Reading ruined me

Bradbury, Barlow, and bad books

Growing up, fiction was always seen as something second-rate, leisurely, indulgent. There was nothing qualitatively useful about a Choose Your Own Adventure addiction or an embarrassingly drawn-out crush on Gilbert Blythe, and my parents knew it. “Too many books,” my mother would lament, terrified that her only daughter would be perpetually inept at long division. “Maybe you would be better at maths if you stopped reading so much.”

When she talked about books, however, an unspoken distinction persisted between books that were ‘bad’ and books that were ‘good’. ‘Good’ books were almost exclusively non-fiction: hefty encyclopaedias and nature glossaries thrust into my skinny arms for Christmas, a slim but unreadable volume on English grammar for my tenth birthday. It was the ‘bad’ books that kept me up until the early hours of the morning, using the dim light of my digital clock to illuminate each line. An unshakeable addiction to R. L. Stein, which gradually morphed into Stephen King and Ray Bradbury, caused my eyesight to plummet horrendously.
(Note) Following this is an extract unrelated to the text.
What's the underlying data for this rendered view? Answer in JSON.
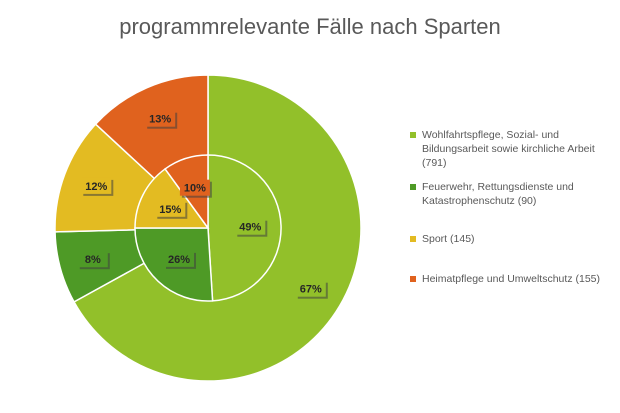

My slim attention span in school became even slimmer. I even began to convince my classmates that our pale-skinned, suspiciously coffee-dependent (what was really in that cup, hmmm?) science teacher was analogous to the likes of Kurt Barlow in Salem’s Lot. When big fat Bs and Cs started to float at the top of my primary school reports, my father put his foot down. “No more,” he vowed, and hid the books I had yet to read inside a cupboard underneath the fish tank.

My family’s aversion to fiction is understandable. My grandmother was a biologist and my mother is a chemist. Both sides of my family have produced successful architects and engineers. Nobody dares to speak about my uncle, the failed artist, or my father, who gave up his studies in literature for pharmacy. In their eyes, the analysis of quantifiable, objective data could only heighten a kind of intelligence that applied to the ‘real world’, whilst a fixation on fantasy could not. Yet as I settled into the rat race of selective schooling, I could not shake the pressing urge to read and write outside the strictures of what I was being taught. When it was time to choose a degree, I kept up with theme of failing parental expectations and chose Arts.

Reading may have ruined the life my parents envisioned for me, but it has forced me to confront the utility of ‘bad’ books. If reading horror novels in my prepubescent years predisposed me to unreasonable flights of fancy, reading the likes of Franz Kafka, David Foster Wallace and George Orwell demonstrated just how effortlessly literature becomes truth. When writers make sense of human experiences that are difficult to explain in other ways, they often engage with concealed or emerging social anxieties. Japanese sex robots? Philip K. Dick, 1968. Atomic bombs? H.G Wells, 1914. Really sensitive vampires? Stephenie Meyer, 2005. Sometimes,  the very fiction of these texts seems to seep through and shape our reality.

I’m now finishing up my second year of an English major, and uncovering the truth in literature is still an elusive and complex process. I still love ‘bad’ books more than ‘good’ books, but they are no longer so morally loaded. In fact, when I opened my mother’s Kindle last week to see what she was reading, the screen noted she had completed 53 per cent of Catching Fire. Sounds pretty ‘bad’ to me.